I’m working on an application in ASP.NET, and was wondering specifically how I could implement a Password Reset function if I wanted to roll my own.
Specifically, I have the following questions:
- What is a good way of generating a Unique ID that is hard to crack?
- Should there be a timer attached to it? If so, how long should it be?
- Should I record the IP address? Does it even matter?
- What information should I ask for under the ‘Password Reset’ screen ? Just Email address? Or maybe email address plus some piece of information that they ‘know’? (Favorite team, puppy’s name, etc)
Are there any other considerations I need to be aware of?

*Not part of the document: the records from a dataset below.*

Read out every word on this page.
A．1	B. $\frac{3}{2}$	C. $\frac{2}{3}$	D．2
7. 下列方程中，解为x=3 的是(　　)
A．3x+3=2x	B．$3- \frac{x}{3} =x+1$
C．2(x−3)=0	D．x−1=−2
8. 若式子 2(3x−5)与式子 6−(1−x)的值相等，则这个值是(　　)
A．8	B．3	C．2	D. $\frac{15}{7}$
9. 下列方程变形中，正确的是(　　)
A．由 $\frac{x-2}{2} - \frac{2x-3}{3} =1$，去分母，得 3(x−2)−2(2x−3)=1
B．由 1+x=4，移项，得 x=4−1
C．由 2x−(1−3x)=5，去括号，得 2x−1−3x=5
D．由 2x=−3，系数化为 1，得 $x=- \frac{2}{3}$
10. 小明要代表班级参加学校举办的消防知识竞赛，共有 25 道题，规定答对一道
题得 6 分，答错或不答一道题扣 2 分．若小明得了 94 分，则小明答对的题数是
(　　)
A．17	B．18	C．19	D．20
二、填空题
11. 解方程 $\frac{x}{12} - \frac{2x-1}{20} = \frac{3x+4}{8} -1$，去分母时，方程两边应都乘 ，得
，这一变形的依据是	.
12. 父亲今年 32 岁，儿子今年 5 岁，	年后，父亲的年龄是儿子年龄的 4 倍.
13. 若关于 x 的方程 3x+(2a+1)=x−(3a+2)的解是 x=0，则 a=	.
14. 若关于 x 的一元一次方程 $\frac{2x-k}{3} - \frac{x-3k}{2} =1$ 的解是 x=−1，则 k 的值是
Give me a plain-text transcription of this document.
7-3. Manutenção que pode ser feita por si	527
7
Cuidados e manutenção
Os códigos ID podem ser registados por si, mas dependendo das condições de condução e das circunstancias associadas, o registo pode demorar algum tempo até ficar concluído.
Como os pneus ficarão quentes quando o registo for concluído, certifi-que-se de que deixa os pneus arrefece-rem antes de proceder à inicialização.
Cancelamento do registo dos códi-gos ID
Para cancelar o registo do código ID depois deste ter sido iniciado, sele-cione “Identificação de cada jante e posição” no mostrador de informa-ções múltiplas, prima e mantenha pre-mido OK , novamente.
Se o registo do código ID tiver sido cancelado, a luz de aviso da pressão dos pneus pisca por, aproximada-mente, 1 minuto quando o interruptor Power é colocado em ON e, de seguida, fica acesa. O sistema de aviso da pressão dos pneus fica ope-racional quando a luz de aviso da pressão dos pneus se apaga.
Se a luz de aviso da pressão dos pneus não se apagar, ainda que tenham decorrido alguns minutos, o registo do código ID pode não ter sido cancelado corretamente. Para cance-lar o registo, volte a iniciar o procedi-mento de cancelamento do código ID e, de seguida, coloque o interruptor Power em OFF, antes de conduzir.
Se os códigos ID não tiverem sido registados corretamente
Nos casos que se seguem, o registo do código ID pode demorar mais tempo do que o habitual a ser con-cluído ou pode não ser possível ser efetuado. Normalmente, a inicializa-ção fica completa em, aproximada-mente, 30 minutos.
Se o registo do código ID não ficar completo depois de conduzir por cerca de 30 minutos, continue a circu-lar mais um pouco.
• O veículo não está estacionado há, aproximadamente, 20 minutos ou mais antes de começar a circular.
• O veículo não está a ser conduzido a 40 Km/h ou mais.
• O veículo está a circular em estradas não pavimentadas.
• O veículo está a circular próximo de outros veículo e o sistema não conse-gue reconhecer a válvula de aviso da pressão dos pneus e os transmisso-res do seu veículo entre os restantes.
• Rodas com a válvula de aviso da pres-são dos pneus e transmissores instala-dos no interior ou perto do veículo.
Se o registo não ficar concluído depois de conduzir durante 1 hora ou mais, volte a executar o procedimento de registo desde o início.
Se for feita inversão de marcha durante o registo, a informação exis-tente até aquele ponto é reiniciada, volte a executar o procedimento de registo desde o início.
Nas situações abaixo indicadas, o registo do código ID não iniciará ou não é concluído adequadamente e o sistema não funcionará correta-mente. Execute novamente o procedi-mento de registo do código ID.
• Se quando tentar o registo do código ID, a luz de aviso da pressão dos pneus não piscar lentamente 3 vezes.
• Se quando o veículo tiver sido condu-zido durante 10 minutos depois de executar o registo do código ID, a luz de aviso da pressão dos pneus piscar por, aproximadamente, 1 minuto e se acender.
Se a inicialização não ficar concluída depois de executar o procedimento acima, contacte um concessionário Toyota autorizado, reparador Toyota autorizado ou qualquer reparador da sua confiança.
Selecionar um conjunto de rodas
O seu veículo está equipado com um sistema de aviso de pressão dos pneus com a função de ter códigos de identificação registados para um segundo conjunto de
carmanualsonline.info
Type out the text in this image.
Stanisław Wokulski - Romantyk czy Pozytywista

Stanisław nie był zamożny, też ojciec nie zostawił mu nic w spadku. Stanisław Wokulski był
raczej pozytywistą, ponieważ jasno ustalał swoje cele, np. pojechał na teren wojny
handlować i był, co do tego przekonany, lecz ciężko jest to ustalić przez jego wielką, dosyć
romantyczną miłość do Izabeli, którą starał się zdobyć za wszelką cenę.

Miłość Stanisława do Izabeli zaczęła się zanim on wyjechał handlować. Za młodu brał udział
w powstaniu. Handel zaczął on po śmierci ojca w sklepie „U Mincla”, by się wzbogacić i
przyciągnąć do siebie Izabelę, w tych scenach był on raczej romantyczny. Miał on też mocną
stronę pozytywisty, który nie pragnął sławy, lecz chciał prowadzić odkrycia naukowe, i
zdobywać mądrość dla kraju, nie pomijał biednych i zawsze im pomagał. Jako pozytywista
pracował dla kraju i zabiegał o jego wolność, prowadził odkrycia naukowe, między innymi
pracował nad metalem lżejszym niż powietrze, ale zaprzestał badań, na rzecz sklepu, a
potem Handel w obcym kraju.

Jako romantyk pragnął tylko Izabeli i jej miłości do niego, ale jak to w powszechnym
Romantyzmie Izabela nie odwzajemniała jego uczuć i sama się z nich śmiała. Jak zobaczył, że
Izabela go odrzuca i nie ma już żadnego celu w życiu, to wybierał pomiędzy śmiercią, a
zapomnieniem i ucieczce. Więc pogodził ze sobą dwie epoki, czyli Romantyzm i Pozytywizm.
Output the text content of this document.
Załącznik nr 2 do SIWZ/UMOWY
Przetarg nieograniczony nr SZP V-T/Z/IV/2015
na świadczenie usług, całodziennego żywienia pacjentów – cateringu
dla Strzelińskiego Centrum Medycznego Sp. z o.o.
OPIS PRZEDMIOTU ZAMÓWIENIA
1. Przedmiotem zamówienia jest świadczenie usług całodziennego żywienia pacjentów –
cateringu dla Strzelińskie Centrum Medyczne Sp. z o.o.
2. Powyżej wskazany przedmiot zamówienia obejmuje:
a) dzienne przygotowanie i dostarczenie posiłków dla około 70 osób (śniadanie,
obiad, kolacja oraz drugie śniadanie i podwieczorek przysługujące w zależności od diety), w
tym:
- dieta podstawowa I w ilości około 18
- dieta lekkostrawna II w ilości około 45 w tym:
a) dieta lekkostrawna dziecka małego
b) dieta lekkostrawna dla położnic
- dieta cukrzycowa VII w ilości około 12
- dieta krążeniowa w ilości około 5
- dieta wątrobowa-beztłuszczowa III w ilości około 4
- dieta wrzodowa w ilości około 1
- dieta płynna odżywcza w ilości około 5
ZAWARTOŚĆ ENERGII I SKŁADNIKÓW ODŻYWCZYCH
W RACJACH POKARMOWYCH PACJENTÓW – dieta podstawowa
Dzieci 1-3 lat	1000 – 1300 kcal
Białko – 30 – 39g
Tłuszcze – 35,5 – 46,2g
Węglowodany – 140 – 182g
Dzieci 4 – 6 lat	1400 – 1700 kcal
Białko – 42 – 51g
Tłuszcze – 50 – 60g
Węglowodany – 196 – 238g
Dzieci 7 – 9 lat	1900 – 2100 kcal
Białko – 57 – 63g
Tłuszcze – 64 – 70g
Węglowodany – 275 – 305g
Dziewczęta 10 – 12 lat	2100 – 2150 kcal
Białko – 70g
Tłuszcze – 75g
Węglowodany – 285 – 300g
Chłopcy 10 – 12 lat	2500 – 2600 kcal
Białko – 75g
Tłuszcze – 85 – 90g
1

NB: Other questions have glossed over technical implementation entirely. Indeed the accepted answer glosses over the gory details. I hope that this question and subsequent answers will go into the gory details, and I hope by phrasing this question much more narrowly that the answers are less ‘fluff’ and more ‘gore’.
Edit: Answers that also go into how such a table would be modeled and handled in SQL Server or any ASP.NET MVC links to an answer would be appreciated.
Lots of good answers here, I wont bother repeating it all…
Except for one issue, which is repeated by almost every answer here, even though its wrong:
This is not true, GUIDs are very weak identifiers, and should NOT be used to allow access to a user’s account.
If you examine the structure, you get a total of 128 bits at most… which is not considered a lot nowadays.
Out of which the first half is typical invariant (for the generating system), and half of whats left is time-dependant (or something else similar).
All in all, its a very weak and easily bruteforced mechanism.
So don’t use that!
Instead, simply use a cryptographically strong random number generator (
System.Security.Cryptography.RNGCryptoServiceProvider), and get at least 256 bits of raw entropy.All the rest, as the numerous other answers provided.